Example of a middleBrick CLI command that would surface this issue:
middlebrick scan https://api.example.com --output json
The resulting JSON includes a findings array where an entry might look like:
{
"id": "MS-INV-0042",
"name": "Potential subdomain takeover via dangling CNAME",
"severity": "high",
"category": "Inventory Management",
"description": "Hostname api‑preview.example.com resolves to CNAME example‑preview.azurewebsites.net, which does not host a valid service.",
"remediation": "Remove the CNAME record or point it to an active resource. Ensure API keys are not sent to unverified hosts.",
"evidence": {
"request": {
"method": "GET",
"url": "https://api-preview.example.com/v1/data",
"headers": {
"Authorization": "Bearer eyJhbGciOiJIUzI1NiIsInR5cCI6IkpXVCJ9..."
}
}
}
}
This tells the developer exactly where the API key is being leaked and why the host is untrusted.
Api Keys-Specific Remediation
Remediation focuses on two fronts: eliminating the dangling DNS condition and ensuring API keys are never transmitted to unverified endpoints.
Fixing the DNS issue
- Implement a DNS ownership verification step in your deployment pipeline.

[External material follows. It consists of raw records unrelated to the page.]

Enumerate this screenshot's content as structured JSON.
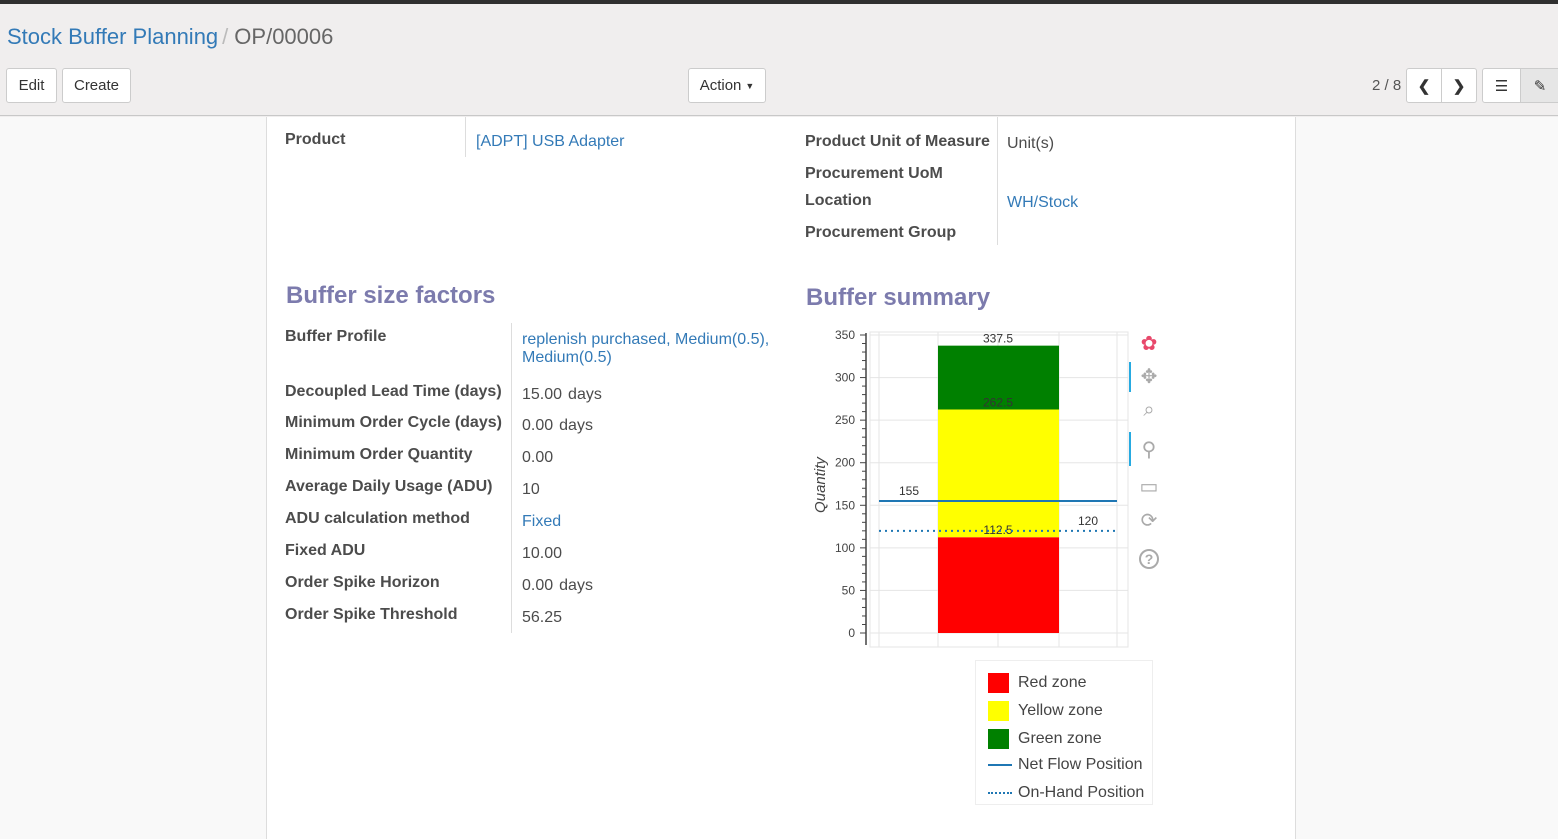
{
  "breadcrumb": {
    "parent": "Stock Buffer Planning",
    "current": "OP/00006"
  },
  "toolbar": {
    "edit": "Edit",
    "create": "Create",
    "action": "Action",
    "pager": "2 / 8"
  },
  "fields_top": {
    "product_label": "Product",
    "product_value": "[ADPT] USB Adapter",
    "uom_label": "Product Unit of Measure",
    "uom_value": "Unit(s)",
    "proc_uom_label": "Procurement UoM",
    "location_label": "Location",
    "location_value": "WH/Stock",
    "proc_group_label": "Procurement Group"
  },
  "buffer_factors": {
    "title": "Buffer size factors",
    "rows": [
      {
        "label": "Buffer Profile",
        "value": "replenish purchased, Medium(0.5),",
        "value2": "Medium(0.5)",
        "link": true
      },
      {
        "label": "Decoupled Lead Time (days)",
        "value": "15.00",
        "unit": "days"
      },
      {
        "label": "Minimum Order Cycle (days)",
        "value": "0.00",
        "unit": "days"
      },
      {
        "label": "Minimum Order Quantity",
        "value": "0.00"
      },
      {
        "label": "Average Daily Usage (ADU)",
        "value": "10"
      },
      {
        "label": "ADU calculation method",
        "value": "Fixed",
        "link": true
      },
      {
        "label": "Fixed ADU",
        "value": "10.00"
      },
      {
        "label": "Order Spike Horizon",
        "value": "0.00",
        "unit": "days"
      },
      {
        "label": "Order Spike Threshold",
        "value": "56.25"
      }
    ]
  },
  "buffer_summary": {
    "title": "Buffer summary"
  },
  "chart_data": {
    "type": "bar",
    "ylabel": "Quantity",
    "ylim": [
      0,
      350
    ],
    "yticks": [
      "0",
      "50",
      "100",
      "150",
      "200",
      "250",
      "300",
      "350"
    ],
    "grid": true,
    "legend_position": "bottom",
    "stacked_bar": [
      {
        "name": "Red zone",
        "from": 0,
        "to": 112.5,
        "color": "#ff0000"
      },
      {
        "name": "Yellow zone",
        "from": 112.5,
        "to": 262.5,
        "color": "#ffff00"
      },
      {
        "name": "Green zone",
        "from": 262.5,
        "to": 337.5,
        "color": "#008000"
      }
    ],
    "bar_labels": [
      "112.5",
      "262.5",
      "337.5"
    ],
    "lines": [
      {
        "name": "Net Flow Position",
        "value": 155,
        "label": "155",
        "style": "solid",
        "color": "#1f77b4"
      },
      {
        "name": "On-Hand Position",
        "value": 120,
        "label": "120",
        "style": "dotted",
        "color": "#1f77b4"
      }
    ]
  },
  "chart_tools": [
    "bokeh-logo-icon",
    "pan-icon",
    "box-zoom-icon",
    "wheel-zoom-icon",
    "save-icon",
    "reset-icon",
    "help-icon"
  ]
}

Before creating a CNAME, confirm the target domain exists and is under your control.
- Use automated tools (e.g.,
dnsx,subfinder) to scan your zone for dangling CNAMEs on a regular schedule and delete or repoint them. - Prefer using A/AAAA records with IP addresses you control, or use a service‑mesh sidecar that performs mutual TLS authentication, which eliminates reliance on DNS for trust.

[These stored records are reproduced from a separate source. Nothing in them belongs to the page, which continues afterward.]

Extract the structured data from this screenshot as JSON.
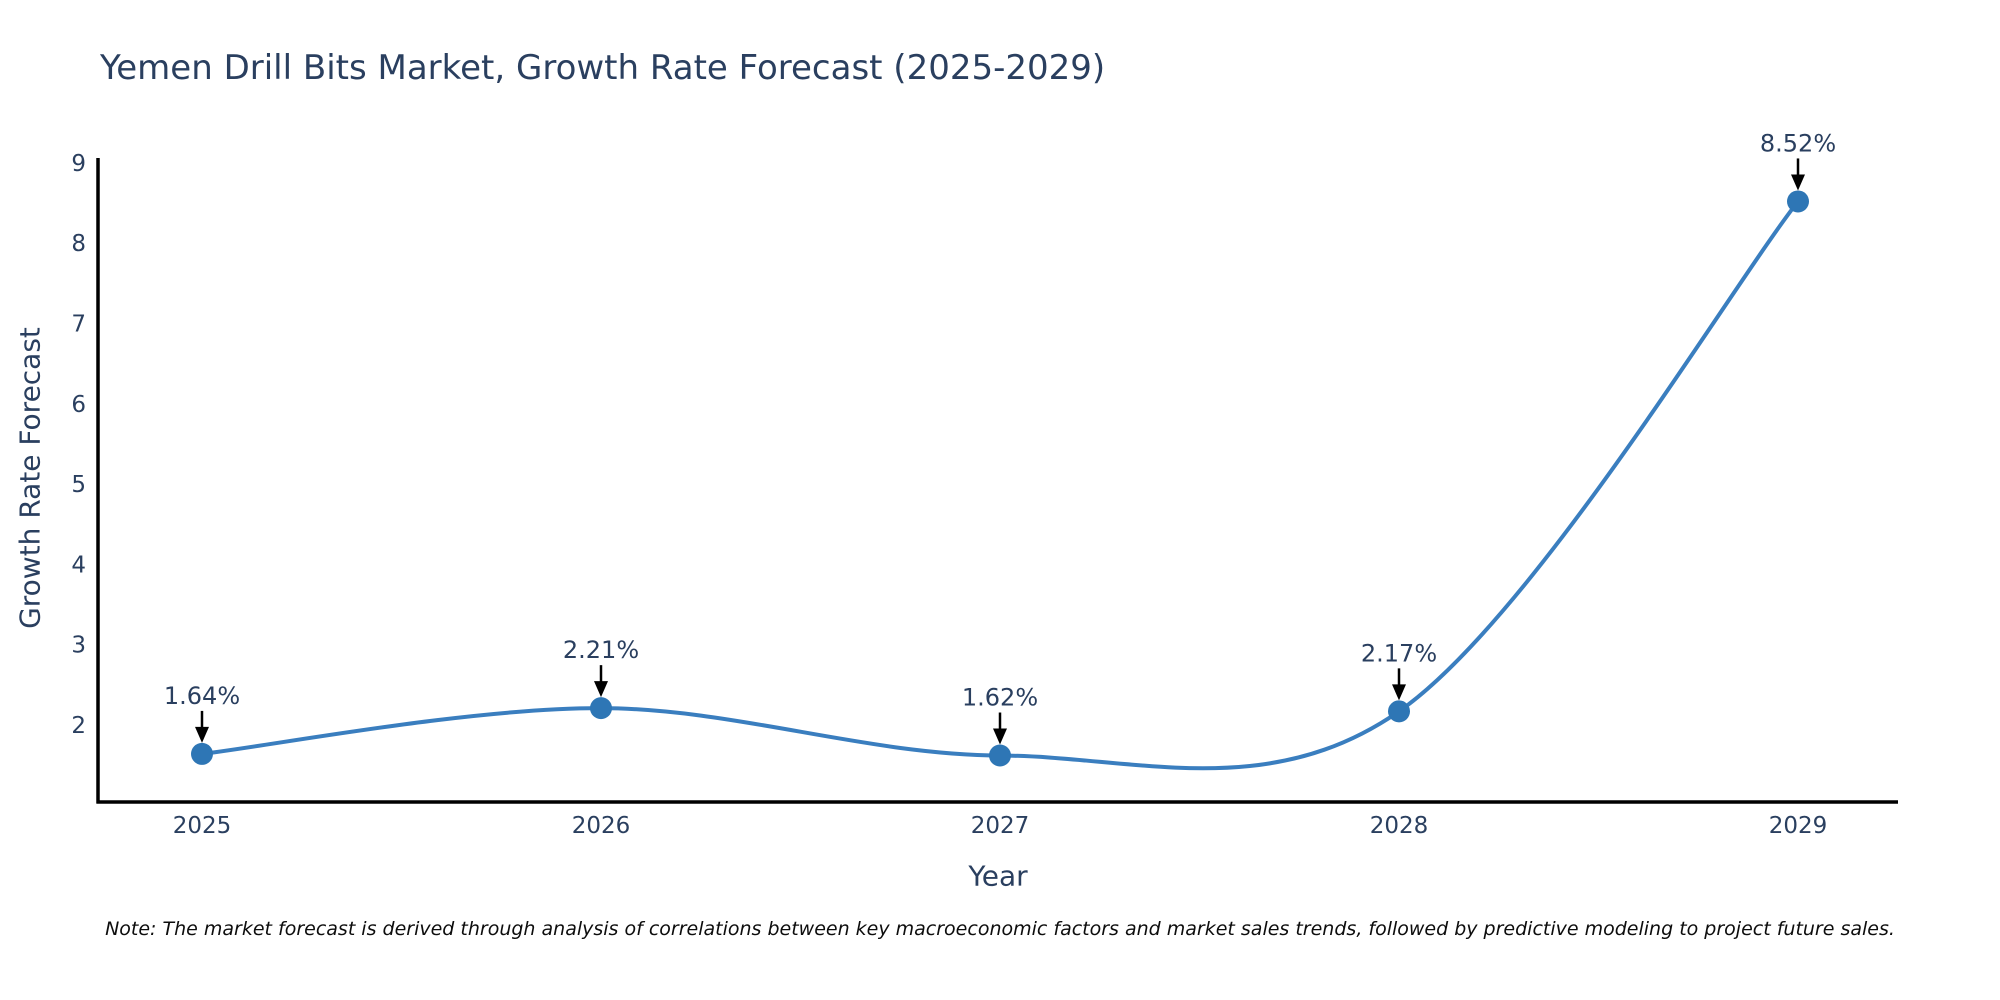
{
  "title": "Yemen Drill Bits Market, Growth Rate Forecast (2025-2029)",
  "note": "Note: The market forecast is derived through analysis of correlations between key macroeconomic factors and market sales trends, followed by predictive modeling to project future sales.",
  "chart_data": {
    "type": "line",
    "line_shape": "spline",
    "title": "Yemen Drill Bits Market, Growth Rate Forecast (2025-2029)",
    "xlabel": "Year",
    "ylabel": "Growth Rate Forecast",
    "categories": [
      "2025",
      "2026",
      "2027",
      "2028",
      "2029"
    ],
    "values": [
      1.64,
      2.21,
      1.62,
      2.17,
      8.52
    ],
    "point_labels": [
      "1.64%",
      "2.21%",
      "1.62%",
      "2.17%",
      "8.52%"
    ],
    "yticks": [
      2,
      3,
      4,
      5,
      6,
      7,
      8,
      9
    ],
    "ylim": [
      1.05,
      9.05
    ],
    "grid": false,
    "legend": "none",
    "colors": {
      "line": "#3a7ebf",
      "marker": "#2e76b5",
      "axis": "#000000",
      "text": "#2a3f5f",
      "annotation_text": "#2a3f5f",
      "arrow": "#000000",
      "background": "#ffffff"
    }
  }
}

Protecting API key transmission
Even with clean DNS, defend against accidental key leakage:
- Store API keys in a secret manager (AWS Secrets Manager, HashiCorp Vault, GCP Secret Manager) and retrieve them at runtime, never hard‑coding them.
- Restrict the key’s usage scope: bind it to specific IP ranges, referrer headers, or short‑lived JWTs with limited expiration.
- Enforce HTTPS everywhere and enable HTTP Strict Transport Security (HSTS) to prevent downgrade attacks.
- Use request‑level allowlists: before sending a request, verify that the hostname matches a pre‑approved list (e.g., via an
allowlistarray in code). - Rotate keys regularly and automate revocation when a deployment is decommissioned.
Concrete code example in Node.js that combines these practices:
const https = require('https');
const { secretsManager } = require('@aws-sdk/client-secrets-manager');
const ALLOWED_HOSTS = ['api.example.com', 'api-staging.example.com'];
async function getApiKey() {
const client = new secretsManager.SecretsManagerClient({});
const resp = await client.send(new secretsManager.GetSecretValueCommand({
SecretId: 'prod/api-key'
}));
return JSON.parse(resp.SecretString).key;
}
function isHostAllowed(url) {
try {
const { hostname } = new URL(url);
return ALLOWED_HOSTS.includes(hostname);
} catch (_) {
return false;
}
}
async function callApi(endpoint) {
if (!isHostAllowed(endpoint)) {
throw new Error(`Endpoint hostname not allowed: ${endpoint}`);
}
const key = await getApiKey();
const options = {
method: 'GET',
hostname: new URL(endpoint).hostname,
path: new URL(endpoint).pathname + new URL(endpoint).search,
headers: {
'Authorization': `Bearer ${key}`,
'User-Agent': 'my-service/1.0'
}
};
return new Promise((resolve, reject) => {
const req = https.request(options, (res) => {
let data = '';
res.on('data', chunk => data += chunk);
res.on('end', () => resolve(JSON.parse(data)));
});
req.on('error', reject);
req.end();
});
}
// Usage
callApi('https://api.example.com/v1/resource').then(console.log).catch(console.error);
This snippet ensures the API key is fetched securely at runtime, the request host is checked against an allowlist, and the key is only sent over HTTPS. If a dangling DNS record were to point api.example.com to an attacker‑controlled host, the request would still be blocked because the hostname would not match the allowlist (assuming the attacker cannot register an exact match). Combined with regular DNS hygiene, this eliminates the data‑exposure path.